Detroit's financial watchdogs will continue investigating policies at the city's two pension funds that likely cost the city billions, according to a report released Thursday.
The city said an initial investigation revealed "questionable practices" and that further examination would be needed. The practices include excessive reliance on risky real estate investments and a policy that rewarded pension recipients with bonus payments.
The report also outlined possible problems with how the city handled employee health care and other benefits, noting that the investigation uncovered that 13% of city unemployment claims reviewed were likely fraudulent.
In June, roughly a month before Detroit's historic bankruptcy filing, state-appointed Emergency Manager Kevyn Orr called for the city's inspector general and auditor to examine "possible waste, abuse, fraud and corruption" at the two funds, one for police and firefighters and the other for general city workers.
"The purpose of the audit is to help identify how the city can address its present financial crisis and going forward help determine the basis for and what, if any, actions that must be taken," Orr said in a statement.
Spokespeople for the pension funds said they would comment after reviewing the report.
Although the report did not go into detail about the questionable practices, the bonus payments were previously criticized in the city's bankruptcy filings.
According to city records, officials who oversaw the pension funds regularly approved extra payments for current and retired employees in addition to the promised pension benefits, based on the belief that the funds could be more generous when their investments generated positive returns.
A report given to the City Council two years ago showed that those overpayments cost the city at least $1.9 billion from 1987 through 2008.

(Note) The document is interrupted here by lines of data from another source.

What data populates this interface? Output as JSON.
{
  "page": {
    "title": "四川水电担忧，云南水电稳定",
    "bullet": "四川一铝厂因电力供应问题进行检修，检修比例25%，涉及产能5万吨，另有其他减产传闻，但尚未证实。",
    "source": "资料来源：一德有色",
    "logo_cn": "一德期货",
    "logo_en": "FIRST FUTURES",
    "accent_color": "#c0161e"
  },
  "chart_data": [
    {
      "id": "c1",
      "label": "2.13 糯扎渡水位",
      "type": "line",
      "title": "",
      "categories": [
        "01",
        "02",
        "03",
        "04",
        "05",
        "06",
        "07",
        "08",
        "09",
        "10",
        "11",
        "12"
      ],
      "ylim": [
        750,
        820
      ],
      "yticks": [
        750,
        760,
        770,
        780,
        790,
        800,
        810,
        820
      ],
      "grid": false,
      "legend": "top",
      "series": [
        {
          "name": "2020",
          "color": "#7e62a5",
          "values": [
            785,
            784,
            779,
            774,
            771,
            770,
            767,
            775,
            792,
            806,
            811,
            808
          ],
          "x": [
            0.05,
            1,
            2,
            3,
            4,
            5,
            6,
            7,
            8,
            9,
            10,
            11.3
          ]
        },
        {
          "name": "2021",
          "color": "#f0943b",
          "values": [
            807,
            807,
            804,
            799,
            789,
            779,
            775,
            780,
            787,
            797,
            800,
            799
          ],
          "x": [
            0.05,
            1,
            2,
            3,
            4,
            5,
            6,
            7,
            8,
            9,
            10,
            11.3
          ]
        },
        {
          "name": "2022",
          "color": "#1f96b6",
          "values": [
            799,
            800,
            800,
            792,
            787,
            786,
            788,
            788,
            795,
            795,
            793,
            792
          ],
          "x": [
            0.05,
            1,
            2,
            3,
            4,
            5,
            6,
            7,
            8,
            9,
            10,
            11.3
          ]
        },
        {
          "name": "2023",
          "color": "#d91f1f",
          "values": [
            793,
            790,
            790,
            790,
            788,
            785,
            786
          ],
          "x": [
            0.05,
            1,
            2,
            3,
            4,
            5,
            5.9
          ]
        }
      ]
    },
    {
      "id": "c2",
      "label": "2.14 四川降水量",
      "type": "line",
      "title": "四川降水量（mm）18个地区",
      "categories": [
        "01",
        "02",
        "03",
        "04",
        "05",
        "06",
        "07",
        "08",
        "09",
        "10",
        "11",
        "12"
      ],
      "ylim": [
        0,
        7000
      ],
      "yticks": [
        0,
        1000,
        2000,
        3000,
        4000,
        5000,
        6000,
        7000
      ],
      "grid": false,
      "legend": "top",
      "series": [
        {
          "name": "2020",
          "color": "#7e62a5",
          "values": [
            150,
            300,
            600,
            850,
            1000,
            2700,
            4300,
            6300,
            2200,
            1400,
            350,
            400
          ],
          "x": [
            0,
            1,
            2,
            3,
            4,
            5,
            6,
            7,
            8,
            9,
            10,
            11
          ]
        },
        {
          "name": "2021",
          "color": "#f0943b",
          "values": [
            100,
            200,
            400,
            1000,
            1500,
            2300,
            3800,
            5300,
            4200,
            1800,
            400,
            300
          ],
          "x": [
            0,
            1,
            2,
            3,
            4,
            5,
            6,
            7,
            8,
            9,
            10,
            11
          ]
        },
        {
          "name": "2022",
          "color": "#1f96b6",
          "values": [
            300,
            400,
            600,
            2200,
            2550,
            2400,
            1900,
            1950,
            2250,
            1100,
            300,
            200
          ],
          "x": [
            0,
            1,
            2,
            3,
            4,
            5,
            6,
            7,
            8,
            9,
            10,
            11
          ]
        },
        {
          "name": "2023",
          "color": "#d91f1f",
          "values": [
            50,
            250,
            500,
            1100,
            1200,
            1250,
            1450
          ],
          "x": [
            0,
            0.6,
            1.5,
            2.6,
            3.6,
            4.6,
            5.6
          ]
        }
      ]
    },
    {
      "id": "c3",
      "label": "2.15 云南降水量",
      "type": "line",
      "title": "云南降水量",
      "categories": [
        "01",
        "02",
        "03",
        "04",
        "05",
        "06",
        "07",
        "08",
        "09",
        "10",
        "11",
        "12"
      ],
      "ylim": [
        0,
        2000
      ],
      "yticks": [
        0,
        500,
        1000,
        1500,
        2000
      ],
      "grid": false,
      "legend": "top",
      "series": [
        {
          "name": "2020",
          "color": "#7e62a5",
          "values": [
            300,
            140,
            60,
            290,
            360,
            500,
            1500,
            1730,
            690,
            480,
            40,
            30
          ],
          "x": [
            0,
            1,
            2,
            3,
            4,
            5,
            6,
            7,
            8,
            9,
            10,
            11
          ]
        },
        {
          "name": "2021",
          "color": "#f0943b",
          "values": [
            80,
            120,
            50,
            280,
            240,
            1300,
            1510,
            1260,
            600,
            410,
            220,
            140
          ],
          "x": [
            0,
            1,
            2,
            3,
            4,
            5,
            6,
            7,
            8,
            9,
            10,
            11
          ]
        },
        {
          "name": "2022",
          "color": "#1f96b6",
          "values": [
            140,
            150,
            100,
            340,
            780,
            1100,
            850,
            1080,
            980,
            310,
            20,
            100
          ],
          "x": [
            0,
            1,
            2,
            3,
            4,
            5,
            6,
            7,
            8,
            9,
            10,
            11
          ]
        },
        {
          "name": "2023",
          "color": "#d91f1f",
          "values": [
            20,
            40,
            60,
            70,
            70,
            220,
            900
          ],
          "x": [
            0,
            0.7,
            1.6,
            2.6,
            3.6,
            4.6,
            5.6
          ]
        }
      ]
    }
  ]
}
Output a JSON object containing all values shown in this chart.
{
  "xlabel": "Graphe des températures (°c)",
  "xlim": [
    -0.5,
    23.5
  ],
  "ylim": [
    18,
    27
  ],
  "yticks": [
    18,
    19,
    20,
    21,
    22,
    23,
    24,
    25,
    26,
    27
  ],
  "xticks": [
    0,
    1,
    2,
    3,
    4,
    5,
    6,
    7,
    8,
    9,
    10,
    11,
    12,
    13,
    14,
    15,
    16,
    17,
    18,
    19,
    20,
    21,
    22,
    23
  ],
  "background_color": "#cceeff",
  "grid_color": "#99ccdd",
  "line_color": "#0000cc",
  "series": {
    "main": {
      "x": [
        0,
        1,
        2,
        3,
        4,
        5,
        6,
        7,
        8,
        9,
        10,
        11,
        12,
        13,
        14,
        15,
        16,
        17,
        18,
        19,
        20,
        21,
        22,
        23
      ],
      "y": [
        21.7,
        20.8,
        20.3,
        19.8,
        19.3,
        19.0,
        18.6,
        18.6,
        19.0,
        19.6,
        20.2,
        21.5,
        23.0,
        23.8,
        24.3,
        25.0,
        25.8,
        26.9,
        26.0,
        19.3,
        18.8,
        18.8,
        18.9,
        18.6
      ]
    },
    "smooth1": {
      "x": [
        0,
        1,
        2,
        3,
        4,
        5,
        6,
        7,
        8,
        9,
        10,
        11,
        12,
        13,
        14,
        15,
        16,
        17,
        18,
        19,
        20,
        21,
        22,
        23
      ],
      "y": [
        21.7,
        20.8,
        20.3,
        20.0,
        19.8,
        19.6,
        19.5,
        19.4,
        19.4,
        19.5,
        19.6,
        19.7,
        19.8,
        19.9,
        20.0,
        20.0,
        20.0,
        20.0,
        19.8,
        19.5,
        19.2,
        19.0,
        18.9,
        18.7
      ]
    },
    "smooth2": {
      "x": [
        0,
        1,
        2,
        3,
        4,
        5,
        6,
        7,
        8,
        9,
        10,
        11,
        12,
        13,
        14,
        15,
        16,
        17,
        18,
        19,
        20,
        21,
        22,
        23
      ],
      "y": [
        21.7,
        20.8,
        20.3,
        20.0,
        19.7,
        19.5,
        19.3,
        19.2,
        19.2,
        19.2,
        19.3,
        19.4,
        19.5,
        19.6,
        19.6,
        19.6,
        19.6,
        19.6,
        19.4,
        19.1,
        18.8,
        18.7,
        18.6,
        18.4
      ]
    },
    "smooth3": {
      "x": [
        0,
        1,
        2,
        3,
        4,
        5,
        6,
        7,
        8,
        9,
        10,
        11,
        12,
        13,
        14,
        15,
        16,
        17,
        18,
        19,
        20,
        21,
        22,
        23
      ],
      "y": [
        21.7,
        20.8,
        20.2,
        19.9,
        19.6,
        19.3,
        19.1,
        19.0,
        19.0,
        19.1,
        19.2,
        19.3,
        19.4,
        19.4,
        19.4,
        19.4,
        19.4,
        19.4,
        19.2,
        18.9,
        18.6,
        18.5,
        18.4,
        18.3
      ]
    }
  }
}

The practice was eventually stopped by the City Council in 2011. But one of the city's unions has argued it was halted incorrectly and should be reinstated, according to a motion filed with the bankruptcy court this week.
This week, Orr ordered city officials to turn over records related to the bonus payments, which will likely be used as part of the further investigation.
Orr has previously said the funds have a $3.5 billion financial shortfall that makes benefits cuts for both current workers and retirees inevitable. The trustees who control the funds are opposing the city's bankruptcy filing and have countered that the funding situation is far less dire than Orr indicates.
He is also proposing to freeze any future pension benefits for current workers in the city's general pension fund, which he has said is in worse financial shape. The proposal would shift those workers to a 401(k)-style plan for future benefits.